También en la boca, el doctor Álex Mira descubrió una bacteria que compite con los microrganismos causantes de la caries hasta el punto de que las personas que la poseen pueden permitirse comer azúcares sin riesgo de perder las muelas. El doctor Mira lo ha llamado Streptoccocus dentisani.
Bacterias y virus
Otro de los premiados con el Jaime I, este de Medio Ambiente, Víctor de Lorenzo, utiliza bacterias para bioremediación; es decir, para recuperar espacios contaminados con el empleo de bacterias. Recuerdo que, en una sesión, explicó cómo había desarrollado unas bacterias para que detectaran minas antipersona al eliminar una sustancia fluorescente al encontrar explosivos.
También los conjuntos de microbios existentes en la piel de cada individuo son tan específicos como puedan serlo las huellas dactilares o el genoma.
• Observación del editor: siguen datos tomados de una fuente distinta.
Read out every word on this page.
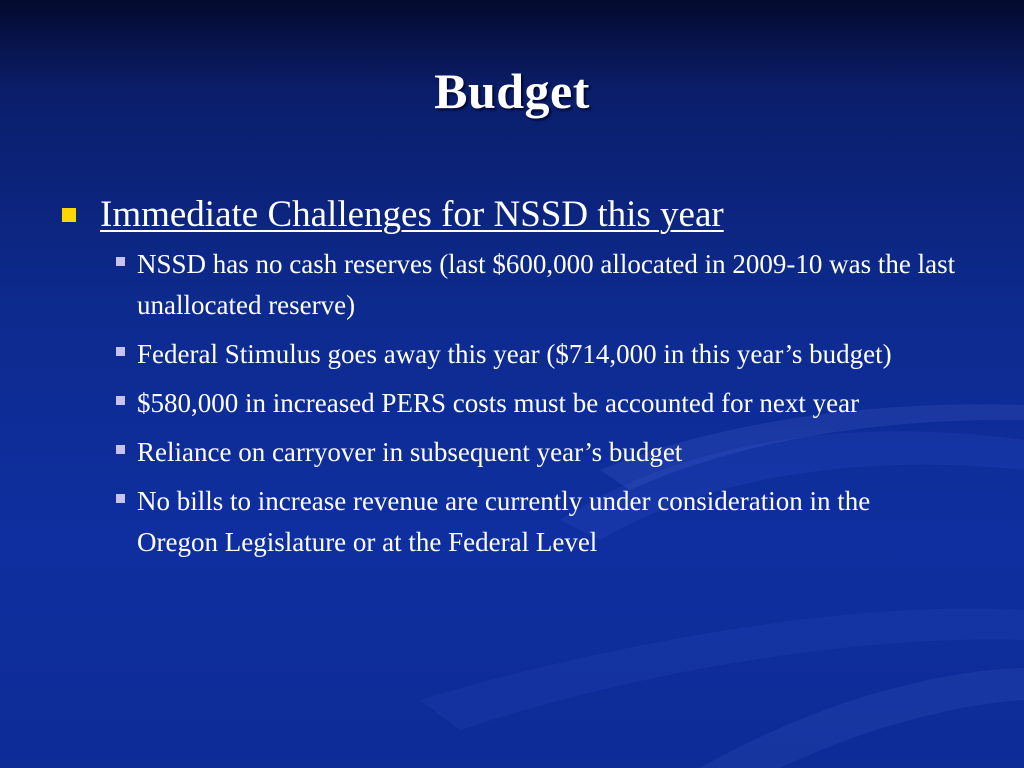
Budget
Immediate Challenges for NSSD this year
NSSD has no cash reserves (last $600,000 allocated in 2009-10 was the last unallocated reserve)
Federal Stimulus goes away this year ($714,000 in this year’s budget)
$580,000 in increased PERS costs must be accounted for next year
Reliance on carryover in subsequent year’s budget
No bills to increase revenue are currently under consideration in the Oregon Legislature or at the Federal Level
El análisis de los microbios en objetos permitirá a la policía identificar al culpable.
El primer caso en que el estudio genómico confirmó la relación de un contagio masivo de pacientes, que sufrieron un grave tipo de hepatitis con el anestesista que intervino en sus cirugías, se llevó a cabo en Valencia, gracias al estudio del genoma del virus de la hepatitis C que infectaba a todos los implicados y que llevó a cabo el equipo del prestigioso genetista Andrés Moya.
Y es que la relación entre humanos y microbios lleva millones de años sucediendo, así que ha debido ser positiva mucho más a menudo que nociva. El ejemplo más notorio lo recordaba el doctor Grisolía, cuando me indicaba que las mitocondrias fueron, en otro tiempo, organismos independientes que se incorporaron a las células eucariotas, produciendo una relación profundamente productiva para todos. Ahora viven a costa de las células en que se albergan y, a cambio, les generan las moléculas que aportan la energía para las reacciones metabólicas.
Es curioso, escribiendo este artículo, me he dado cuenta de que la definición de ser vivo, aunque aún no aceptada, es químicamente sencilla: la de los seres capaces de sintetizar ácidos nucleicos. Curioso, ello incluye a los virus tanto de ADN como de ARN, que los científicos no solemos considerar seres vivos.